Projects
Open Source Contributions
Core Contributor, SyMPC [2021-2022]
“A library for training and evaluation Neural Networks using Multi Party Computations in Pytorch”
I review pull requests, fix bugs, and develop features for the repository.
Worked on implementation of some operations in the paper "FALCON: Honest-Majority Maliciously Secure Framework for Private Deep Learning". I am also working on making the Automatic differentiation module more reliable and useable. I also wrote the implementation of Replicated Secret Sharing tensor primitive which forms the honest majority based SMPC protocols.
Core Contributor, PySyft [2018-19]
A framework for privacy-preserving deep learning using Pytorch and Tensorflow.
I worked on Pytorch development.The experience helped me learn a lot of software engineering practices such as unit tests, code reviews, Git, writing clean and documented code. Some tasks I worked on are:
- Wrote use cases of Federated Learning for developing Word Embeddings from Private Data and demonstration on CIFAR10
- Wrote an implementation of Differential Privacy method Private Aggregation of Teacher Ensembles (PATE)
- Tried working on Polynomial Tensor for non-linear computation in multiparty computation (MPC) setting. The method approximated non-linear computation using interpolation/Taylor series methods. Could not integrate it as part of Syft chain of tensors.
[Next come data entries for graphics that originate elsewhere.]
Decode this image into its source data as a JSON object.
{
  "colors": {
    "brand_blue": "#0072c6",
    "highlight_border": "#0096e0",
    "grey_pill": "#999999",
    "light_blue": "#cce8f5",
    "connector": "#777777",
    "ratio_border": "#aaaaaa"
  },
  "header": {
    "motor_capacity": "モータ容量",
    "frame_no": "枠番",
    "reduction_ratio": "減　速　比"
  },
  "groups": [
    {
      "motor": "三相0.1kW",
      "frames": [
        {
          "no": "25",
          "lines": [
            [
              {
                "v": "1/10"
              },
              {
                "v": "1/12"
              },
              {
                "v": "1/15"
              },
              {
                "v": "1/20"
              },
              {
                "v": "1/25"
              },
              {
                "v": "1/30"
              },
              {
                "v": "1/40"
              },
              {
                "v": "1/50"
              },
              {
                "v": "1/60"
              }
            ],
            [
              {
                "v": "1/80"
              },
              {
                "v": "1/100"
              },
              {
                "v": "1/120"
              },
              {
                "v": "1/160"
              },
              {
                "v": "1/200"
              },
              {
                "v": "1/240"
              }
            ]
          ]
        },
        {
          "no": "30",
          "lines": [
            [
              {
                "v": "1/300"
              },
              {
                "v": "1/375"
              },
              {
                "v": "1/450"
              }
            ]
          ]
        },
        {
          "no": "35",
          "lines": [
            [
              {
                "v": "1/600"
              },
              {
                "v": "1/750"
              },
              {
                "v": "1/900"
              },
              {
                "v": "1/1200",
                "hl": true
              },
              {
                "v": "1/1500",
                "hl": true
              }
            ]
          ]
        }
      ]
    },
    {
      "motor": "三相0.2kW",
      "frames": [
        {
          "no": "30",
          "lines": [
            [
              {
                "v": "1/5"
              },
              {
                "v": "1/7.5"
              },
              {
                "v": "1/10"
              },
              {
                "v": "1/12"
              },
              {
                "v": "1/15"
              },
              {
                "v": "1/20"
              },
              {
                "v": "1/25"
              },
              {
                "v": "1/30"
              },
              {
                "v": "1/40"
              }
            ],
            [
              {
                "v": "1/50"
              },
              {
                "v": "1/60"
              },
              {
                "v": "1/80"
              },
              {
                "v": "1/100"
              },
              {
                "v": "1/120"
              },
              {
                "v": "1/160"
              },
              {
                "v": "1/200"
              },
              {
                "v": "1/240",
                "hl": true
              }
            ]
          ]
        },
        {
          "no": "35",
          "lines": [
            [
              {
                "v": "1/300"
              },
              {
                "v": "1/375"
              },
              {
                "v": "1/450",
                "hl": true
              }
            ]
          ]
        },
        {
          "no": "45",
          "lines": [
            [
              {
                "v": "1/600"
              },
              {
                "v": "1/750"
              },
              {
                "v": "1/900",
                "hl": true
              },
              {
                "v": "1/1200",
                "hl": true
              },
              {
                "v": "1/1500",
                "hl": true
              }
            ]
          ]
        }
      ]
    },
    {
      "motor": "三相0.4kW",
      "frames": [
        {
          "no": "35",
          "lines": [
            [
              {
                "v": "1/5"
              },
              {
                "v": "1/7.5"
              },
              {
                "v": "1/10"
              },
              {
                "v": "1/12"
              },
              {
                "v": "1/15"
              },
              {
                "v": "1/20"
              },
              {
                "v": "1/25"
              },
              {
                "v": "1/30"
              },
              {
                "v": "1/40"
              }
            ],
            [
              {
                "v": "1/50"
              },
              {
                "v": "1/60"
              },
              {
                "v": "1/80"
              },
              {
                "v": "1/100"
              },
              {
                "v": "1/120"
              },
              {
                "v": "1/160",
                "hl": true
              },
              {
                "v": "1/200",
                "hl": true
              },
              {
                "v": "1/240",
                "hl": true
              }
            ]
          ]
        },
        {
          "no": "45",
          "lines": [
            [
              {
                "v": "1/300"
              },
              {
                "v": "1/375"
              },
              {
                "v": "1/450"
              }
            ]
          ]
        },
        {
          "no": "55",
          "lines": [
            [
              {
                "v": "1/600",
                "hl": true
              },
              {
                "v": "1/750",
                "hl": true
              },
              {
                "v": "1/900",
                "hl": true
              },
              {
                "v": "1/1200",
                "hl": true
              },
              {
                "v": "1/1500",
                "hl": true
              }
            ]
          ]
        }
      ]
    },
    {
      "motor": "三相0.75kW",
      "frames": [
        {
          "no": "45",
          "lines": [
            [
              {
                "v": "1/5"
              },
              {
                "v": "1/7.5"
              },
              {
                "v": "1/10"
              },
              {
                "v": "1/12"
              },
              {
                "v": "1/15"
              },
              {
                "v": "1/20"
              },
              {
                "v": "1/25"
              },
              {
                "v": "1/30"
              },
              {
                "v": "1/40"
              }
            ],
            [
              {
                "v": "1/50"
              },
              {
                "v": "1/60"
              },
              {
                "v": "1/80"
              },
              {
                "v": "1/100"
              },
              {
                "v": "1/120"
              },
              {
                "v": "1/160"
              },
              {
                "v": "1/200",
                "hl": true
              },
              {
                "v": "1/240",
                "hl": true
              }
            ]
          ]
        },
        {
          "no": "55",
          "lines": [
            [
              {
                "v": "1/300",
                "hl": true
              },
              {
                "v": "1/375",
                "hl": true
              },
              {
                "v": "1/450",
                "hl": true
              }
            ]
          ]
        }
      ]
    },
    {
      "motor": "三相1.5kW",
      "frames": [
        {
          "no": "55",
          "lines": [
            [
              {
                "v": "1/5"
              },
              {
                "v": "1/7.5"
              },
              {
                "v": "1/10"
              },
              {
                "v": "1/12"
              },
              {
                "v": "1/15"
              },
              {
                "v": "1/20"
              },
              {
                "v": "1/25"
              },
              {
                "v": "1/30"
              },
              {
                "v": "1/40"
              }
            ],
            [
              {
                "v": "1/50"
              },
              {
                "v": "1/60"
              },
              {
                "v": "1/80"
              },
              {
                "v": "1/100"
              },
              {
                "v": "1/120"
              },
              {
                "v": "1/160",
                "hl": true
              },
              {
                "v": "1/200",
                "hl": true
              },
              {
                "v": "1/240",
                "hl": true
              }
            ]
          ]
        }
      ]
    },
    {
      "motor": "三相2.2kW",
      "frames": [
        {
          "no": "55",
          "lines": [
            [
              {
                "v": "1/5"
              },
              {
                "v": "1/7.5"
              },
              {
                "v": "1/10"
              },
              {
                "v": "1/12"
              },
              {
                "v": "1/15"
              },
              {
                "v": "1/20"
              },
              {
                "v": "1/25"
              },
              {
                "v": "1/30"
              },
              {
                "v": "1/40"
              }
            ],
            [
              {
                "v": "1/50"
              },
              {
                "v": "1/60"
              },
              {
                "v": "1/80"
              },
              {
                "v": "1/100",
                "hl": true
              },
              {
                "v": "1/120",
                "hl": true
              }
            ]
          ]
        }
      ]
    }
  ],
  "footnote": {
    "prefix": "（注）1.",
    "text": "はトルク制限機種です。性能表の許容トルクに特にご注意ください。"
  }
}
- Refactored data loaders and federated dataset and wrote a tutorial on developing custom federated datasets
- Type annotated the codebase and wrote documentation for parts of it
Deepgaze
Computer Vision library for human-computer interaction in Python
Refactored certain parts of the library for improved usability and wrote test cases to ensure accurate functionality. Ported library to Python 3.0.
Some Personal Projects I am proud of
For complete list of projects feel free to check my Github Profile.
GreyNSights
[Repository] [Introductory Blogpost]
GreyNSights is a Framework for Privacy-Preserving Data Analysis.
Currently with support only for Pandas. The framework allows analysts to remotely query a dataset such that the dataset remains at source and private to data analyst. The query results returned are differentially private. The framework offers flexibility to the analyst by ensuring that they can use the same pandas syntax for analyzing and transforming datasets, but cannot view the individual rows. GreyNSights also offers flexibility to query several parties together and get aggregate statistics without revealing individual counts of parties.
Example Usage
Owner of a sensitive datasets hosts the dataset
import pandas
from GreyNsights.analyst import Pointer
from GreyNsights.host import Dataset, DataOwner
from GreyNsights.config import Config
dataset = pandas.read_csv("animals_and_carrots.csv", sep=",", names=["animal", "carrots_eaten"])
owner = DataOwner("Bob", port=6544, host="127.0.0.1")
config = Config(owner)
config.load("test_config.yaml")
dataset = Dataset(owner, "Sample Data", dataset, config, whitelist={"Alice": None})
dataset.listen()
A data analyst interested in the dataset can now analyze the dataset while maintaining privacy of dataset and keeping it at source
#Initilization code of GreyNSights
import GreyNsights
from GreyNsights.analyst import DataWorker, DataSource, Pointer, Command, Analyst
from GreyNsights.frameworks import framework
identity = Analyst("Alice", port=65441, host="127.0.0.1")
worker = DataWorker(port=6544, host="127.0.0.1")
dataset = DataSource(identity,worker, "Sample Data")
config = dataset.get_config()
#Initialization Pointer
dataset_pt = config.approve().init_pointer()
#Analysis of dataset
df = pandas.DataFrame(dataset_pt)
df.columns
df.describe().get()
df['carrots_eaten'].mean().get()
df['carrots_eaten'].sum().get()
(df['carrots_eaten']>70).sum().get()
df['carrots_eaten'].max().get()
Weakly Supervised Street View Text Detection
Trained a Convolutional Neural Network for segmentation and localisation using dataset labelled by charecter detection network
- Used Pytorch, OpenCV and Pillow in Python
- Trained a character agnostic text detector on Chars74K dataset along with images consisting of indoor/outdoor scenes without text. The character agnostic model was a resnet18 network.
- Trained a street text localisation and detection Fully Convolutional Network(FCN) on the weakly supervised labelled dataset. The dataset was labelled by the character agnostic text detector
- Reduced time to label a single image by 34% by training a smaller network using Knowledge Distillation, making the model capable of labelling thousands of images in a few hours.
- Also explored and analyzed other methods for Neural Network compression.
- Used the distilled network and sliding windows to annotate images in UCSD SVT and NEOCR dataset to derive bounding boxes
HandPose Estimation
HandPose estimation with hand segmentation and keypoint detection using Encoder-Decoder CNN in Pytorch. The encoder CNN network was a resnet34 network pretrained on Imagenet. I am currently working on improving keypoint detection model performance. It can be seen in the above examples that the keypoint detection model is not very robust.